Background: The differential diagnosis between atypical endometrial hyperplasia and endometrial carcinoma is often difficult and based on controversial criteria. Cell kinetic parameters may be helpful.

Design: Cell proliferation, apoptosis and Bcl-2 expression were evaluated in benign endometrium, non atypical and atypical endometrial hyperplasia and endometrial carcinoma. The results were compared by one way analysis of variance and Bonferroni T tests.
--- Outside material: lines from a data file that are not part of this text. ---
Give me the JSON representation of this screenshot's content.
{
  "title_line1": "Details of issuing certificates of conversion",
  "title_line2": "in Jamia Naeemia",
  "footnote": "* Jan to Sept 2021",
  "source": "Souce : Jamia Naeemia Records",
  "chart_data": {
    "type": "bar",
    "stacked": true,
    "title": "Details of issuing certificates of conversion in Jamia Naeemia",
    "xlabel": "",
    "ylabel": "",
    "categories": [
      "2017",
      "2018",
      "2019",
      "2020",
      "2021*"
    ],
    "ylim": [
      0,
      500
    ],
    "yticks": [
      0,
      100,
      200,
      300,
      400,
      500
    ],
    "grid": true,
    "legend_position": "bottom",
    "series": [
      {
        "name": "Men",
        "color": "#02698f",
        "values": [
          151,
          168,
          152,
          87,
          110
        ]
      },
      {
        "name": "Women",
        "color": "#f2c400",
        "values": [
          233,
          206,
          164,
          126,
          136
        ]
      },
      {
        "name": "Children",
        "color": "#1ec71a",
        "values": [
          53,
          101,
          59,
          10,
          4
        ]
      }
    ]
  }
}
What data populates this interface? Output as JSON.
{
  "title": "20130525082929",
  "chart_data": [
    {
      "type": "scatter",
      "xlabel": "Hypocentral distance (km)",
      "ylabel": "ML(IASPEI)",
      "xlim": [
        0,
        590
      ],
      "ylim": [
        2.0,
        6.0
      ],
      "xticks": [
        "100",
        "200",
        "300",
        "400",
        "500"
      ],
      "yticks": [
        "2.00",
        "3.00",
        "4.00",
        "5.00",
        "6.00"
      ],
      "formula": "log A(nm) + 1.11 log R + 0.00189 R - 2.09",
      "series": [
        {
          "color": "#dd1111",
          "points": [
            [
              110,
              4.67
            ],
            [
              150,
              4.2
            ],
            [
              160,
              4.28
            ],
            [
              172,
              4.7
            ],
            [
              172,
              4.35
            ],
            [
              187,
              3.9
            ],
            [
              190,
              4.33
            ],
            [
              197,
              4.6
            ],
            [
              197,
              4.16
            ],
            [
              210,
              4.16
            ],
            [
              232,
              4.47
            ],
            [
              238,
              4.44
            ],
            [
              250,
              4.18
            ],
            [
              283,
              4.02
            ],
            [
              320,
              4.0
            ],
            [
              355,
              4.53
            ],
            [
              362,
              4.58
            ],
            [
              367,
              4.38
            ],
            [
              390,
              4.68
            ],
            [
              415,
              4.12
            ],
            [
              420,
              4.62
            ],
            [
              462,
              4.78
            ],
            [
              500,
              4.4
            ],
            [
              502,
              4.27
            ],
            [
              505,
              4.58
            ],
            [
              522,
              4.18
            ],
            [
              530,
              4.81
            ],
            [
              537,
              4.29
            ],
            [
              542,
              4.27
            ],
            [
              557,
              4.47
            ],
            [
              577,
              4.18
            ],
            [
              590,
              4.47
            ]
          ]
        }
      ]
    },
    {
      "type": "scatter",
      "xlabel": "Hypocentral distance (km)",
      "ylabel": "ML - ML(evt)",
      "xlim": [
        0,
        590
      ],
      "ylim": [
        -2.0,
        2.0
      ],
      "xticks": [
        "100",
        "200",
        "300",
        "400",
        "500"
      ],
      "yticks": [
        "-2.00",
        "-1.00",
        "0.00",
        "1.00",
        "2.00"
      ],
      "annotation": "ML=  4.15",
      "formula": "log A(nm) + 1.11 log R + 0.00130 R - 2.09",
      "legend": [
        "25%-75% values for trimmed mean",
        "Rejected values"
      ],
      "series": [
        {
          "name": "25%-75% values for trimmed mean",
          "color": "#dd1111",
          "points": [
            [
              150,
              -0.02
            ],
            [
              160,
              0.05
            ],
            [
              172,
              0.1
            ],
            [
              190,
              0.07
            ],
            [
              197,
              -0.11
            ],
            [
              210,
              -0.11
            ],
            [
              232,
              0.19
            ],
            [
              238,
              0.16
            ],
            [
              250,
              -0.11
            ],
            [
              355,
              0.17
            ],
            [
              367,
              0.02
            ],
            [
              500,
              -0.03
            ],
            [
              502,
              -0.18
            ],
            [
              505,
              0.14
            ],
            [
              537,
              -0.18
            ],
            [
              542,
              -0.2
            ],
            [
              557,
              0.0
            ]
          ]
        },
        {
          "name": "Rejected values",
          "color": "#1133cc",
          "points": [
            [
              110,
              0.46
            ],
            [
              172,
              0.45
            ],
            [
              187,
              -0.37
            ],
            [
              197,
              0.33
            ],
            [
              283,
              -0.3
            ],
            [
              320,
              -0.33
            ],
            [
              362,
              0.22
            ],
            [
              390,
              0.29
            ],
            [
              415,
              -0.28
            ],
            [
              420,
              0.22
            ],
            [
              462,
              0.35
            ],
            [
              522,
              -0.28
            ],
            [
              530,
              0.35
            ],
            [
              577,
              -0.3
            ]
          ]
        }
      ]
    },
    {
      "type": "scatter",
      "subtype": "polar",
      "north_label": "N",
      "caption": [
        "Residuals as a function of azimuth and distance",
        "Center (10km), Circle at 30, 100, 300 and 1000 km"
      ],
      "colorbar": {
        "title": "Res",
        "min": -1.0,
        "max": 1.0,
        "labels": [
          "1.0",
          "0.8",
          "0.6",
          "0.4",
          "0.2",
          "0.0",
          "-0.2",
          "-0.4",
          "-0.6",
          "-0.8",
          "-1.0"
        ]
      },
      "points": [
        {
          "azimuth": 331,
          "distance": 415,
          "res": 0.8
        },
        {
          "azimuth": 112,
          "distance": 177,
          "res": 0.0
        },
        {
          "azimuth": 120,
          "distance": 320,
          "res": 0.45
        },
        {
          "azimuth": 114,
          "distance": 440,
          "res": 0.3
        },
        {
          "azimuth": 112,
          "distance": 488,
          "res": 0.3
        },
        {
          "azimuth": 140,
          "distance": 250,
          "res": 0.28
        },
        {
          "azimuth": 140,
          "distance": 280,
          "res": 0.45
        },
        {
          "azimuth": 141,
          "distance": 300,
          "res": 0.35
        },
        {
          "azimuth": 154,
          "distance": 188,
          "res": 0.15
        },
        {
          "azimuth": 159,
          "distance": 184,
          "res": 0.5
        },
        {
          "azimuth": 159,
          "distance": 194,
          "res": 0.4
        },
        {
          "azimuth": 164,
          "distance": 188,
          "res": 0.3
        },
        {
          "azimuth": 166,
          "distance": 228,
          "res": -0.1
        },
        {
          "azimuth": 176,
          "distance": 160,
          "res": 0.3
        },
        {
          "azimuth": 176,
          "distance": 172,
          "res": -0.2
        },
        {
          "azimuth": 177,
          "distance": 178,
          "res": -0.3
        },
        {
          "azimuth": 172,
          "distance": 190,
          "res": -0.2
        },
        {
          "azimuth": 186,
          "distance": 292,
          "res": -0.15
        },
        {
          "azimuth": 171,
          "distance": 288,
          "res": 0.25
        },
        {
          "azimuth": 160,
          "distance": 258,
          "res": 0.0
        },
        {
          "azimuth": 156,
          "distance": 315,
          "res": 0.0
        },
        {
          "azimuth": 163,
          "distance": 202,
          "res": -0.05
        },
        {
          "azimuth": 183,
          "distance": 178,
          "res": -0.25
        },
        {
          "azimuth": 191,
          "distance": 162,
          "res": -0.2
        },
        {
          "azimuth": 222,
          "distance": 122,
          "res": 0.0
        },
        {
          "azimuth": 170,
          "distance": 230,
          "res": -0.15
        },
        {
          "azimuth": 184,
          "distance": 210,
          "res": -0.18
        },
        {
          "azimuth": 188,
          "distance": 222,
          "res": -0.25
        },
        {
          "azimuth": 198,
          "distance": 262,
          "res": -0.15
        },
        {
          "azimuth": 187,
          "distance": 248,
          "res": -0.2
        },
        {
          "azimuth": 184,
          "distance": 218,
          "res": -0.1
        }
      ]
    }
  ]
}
Results: Cell proliferation was significantly higher (p < 0.01) in endometrial adenocarcinoma (25.6 percent) than in atypical hyperplasia (17.1 percent) and non-atypical hyperplasia (7.5 percent) of the endometrium. Apoptosis was observed in 12.3 percent of endometrial adenocarcinomas and less frequently in atypical hyperplasia (7.4 percent) and non-atypical hyperplasia of the endometrium (5.8 percent). Bcl-2 expression was significantly lower (p < 0.002) in endometrial adenocarcinoma (1.7 percent) than in atypical hyperplasia (4.2 percent) and non-atypical hyperplasia (5.3 percent) of the endometrium. In benign endometrium, cell proliferation and Bcl-2 expression were significantly higher during the proliferative phase while the rate of apoptosis was significantly higher during the secretory phase.

Conclusions: Our data suggests that cell proliferation, apoptosis and Bcl-2 expression could be helpful when distinguishing endometrial carcinoma from non-atypical or atypical endometrial hyperplasia.